WILDLIFE RESEARCH — The Friends of the Scotchman Peaks Wilderness once again is asking people to vote online before Sunday (Oct. 28) to help the group garner $27,600 in requested grants from Zoo Boise that would be applied to wolverine research in the Idaho Panhandle.
Visit the Zoo Boise projects website for details and to vote.
Review the the wolverine proposal and the other finalists and then vote for your two favorites in each category. The four projects with the most votes will each receive a grant from the total of $110,000 the zoo is awarding in 2012. One vote session per person is allowed.
The Friends of Scotchman Peaks Wilderness has partnered with Idaho Fish and Game and the Idaho Conservation League on a proposal for an Idaho Panhandle Wolverine Study.
Wolverines (Gulo gulo) have been classified as ‘warranted but precluded’ for listing as a threatened species by the U.S. Fish and Wildlife Service. Only about 35 breeding wolverine females were known to be roaming the lower 48 states two years ago.

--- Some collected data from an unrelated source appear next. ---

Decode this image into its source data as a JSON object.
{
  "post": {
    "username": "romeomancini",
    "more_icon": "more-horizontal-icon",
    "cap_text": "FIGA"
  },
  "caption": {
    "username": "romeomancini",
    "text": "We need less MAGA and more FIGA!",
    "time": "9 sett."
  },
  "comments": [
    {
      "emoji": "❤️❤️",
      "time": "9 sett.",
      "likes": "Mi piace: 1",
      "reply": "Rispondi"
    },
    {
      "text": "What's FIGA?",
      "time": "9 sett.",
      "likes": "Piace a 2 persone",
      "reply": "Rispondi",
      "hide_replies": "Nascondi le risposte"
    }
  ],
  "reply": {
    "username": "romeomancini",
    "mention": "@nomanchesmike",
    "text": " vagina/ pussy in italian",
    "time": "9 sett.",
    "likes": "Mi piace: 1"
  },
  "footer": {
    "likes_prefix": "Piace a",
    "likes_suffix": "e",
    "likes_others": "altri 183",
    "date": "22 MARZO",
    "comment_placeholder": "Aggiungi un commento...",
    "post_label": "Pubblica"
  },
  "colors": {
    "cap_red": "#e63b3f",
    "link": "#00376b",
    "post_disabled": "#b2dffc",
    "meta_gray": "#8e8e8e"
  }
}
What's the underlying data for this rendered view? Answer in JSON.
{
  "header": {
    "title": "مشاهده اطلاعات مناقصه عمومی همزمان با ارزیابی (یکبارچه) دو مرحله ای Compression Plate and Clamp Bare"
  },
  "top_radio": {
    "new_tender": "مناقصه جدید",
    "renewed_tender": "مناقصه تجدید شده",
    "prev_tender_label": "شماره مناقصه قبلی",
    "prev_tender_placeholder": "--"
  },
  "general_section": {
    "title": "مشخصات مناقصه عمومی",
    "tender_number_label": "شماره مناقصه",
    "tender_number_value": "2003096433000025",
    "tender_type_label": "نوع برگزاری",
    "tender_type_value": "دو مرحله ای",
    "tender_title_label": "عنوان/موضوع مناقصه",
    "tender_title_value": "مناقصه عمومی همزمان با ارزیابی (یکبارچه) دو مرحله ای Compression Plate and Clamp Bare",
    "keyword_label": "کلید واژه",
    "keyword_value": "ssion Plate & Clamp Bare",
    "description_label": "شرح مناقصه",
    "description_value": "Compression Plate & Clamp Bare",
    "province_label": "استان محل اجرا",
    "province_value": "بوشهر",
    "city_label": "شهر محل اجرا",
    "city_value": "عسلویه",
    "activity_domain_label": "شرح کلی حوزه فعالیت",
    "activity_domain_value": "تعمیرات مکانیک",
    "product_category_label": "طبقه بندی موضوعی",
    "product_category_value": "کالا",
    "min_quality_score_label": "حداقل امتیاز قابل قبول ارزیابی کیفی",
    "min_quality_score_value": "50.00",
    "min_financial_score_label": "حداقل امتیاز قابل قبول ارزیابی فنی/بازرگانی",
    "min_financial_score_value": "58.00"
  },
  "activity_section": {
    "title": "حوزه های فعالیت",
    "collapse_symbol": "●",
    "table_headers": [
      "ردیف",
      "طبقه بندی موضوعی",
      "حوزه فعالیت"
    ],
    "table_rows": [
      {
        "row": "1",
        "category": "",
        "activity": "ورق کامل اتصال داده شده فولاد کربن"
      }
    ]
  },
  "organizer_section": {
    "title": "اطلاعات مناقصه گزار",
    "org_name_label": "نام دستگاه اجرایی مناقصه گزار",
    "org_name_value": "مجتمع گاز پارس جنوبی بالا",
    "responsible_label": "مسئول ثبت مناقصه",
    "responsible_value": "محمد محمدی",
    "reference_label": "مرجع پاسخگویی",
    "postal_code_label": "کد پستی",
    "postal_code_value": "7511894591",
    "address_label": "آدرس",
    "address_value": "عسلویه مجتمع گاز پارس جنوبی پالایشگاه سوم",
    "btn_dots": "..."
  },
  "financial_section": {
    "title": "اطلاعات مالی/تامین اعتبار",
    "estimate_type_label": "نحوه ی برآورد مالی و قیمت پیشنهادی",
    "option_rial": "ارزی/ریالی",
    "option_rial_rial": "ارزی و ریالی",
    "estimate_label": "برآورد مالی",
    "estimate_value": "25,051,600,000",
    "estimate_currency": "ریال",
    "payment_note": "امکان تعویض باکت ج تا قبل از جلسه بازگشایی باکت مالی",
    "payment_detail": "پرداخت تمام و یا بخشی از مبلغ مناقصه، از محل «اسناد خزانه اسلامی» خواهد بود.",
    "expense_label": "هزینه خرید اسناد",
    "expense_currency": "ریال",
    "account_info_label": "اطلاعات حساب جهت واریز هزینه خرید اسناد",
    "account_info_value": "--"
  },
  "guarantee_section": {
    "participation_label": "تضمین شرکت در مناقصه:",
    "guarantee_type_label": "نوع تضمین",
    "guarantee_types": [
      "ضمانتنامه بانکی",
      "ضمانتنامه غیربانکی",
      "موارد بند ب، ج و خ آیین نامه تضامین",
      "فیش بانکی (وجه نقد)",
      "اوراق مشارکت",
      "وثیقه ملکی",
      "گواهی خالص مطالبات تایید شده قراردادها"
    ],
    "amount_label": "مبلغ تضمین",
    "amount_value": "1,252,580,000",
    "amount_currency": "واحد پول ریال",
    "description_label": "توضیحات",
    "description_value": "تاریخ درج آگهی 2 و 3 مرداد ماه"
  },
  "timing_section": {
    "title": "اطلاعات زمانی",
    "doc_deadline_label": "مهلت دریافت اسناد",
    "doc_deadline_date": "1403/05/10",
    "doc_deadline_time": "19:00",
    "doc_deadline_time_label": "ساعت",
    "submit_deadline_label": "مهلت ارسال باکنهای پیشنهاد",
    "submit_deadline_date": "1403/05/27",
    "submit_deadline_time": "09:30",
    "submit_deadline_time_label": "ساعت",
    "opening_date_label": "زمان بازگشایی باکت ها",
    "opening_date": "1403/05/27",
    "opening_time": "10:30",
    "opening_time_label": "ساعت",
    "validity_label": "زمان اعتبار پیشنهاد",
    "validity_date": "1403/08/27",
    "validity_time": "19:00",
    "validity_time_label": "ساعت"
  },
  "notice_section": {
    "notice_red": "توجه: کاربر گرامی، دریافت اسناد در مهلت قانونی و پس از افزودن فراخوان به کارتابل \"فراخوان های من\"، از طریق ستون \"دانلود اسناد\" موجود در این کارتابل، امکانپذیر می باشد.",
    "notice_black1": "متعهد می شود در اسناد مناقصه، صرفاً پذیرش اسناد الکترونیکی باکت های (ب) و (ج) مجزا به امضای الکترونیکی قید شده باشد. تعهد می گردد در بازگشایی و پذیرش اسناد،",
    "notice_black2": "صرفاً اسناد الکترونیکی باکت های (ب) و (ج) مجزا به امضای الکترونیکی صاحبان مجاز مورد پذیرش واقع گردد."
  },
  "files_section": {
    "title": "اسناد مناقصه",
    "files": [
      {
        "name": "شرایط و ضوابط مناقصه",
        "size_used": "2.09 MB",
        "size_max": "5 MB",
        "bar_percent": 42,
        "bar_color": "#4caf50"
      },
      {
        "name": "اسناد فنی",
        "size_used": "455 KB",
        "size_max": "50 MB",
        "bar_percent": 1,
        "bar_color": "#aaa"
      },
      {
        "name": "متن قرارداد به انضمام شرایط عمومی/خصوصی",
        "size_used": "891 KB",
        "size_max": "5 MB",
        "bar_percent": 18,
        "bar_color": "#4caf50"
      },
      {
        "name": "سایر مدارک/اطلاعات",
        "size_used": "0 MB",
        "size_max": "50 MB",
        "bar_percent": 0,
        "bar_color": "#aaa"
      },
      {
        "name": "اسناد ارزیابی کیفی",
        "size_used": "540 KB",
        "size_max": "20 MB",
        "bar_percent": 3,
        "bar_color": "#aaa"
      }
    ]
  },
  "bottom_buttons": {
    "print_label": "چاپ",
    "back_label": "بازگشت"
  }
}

Read on for more details about the North Idaho project.
The study began modestly in 2010-11, involving a few camera stations that caught an amazing variety of critters, but particularly rare forest carnivores; martins, fishers, ermine, bobcats, and even a wolverine and a lynx.
“We started small,” says Sandy Compton, FSPW program coordinator, “but the volunteer response was amazing. Lots of people were interested in getting involved with setting up and monitoring the camera stations.”
Citing such great initial results, FSPW wrote a grant for nearlhy $30,000 for the 2011-12 season, and it was the top vote getter of the 9 finalists. With the grant in hand, FSPW bought two dozen-plus top-grade Reconix cameras and all the other accoutrements to set up monitoring stations, and hired biologist Kelsey Brasseur for 30 hours a week to be project coordinator.
A stable of volunteers were trained to put out bait stations in late fall and monitor them by snowshoeing or skiing during winter to find out where wolverines ‘hang out’ by captureing photos of them.
Data collected will inform Forest Service policy decisions which influence wolverine survival.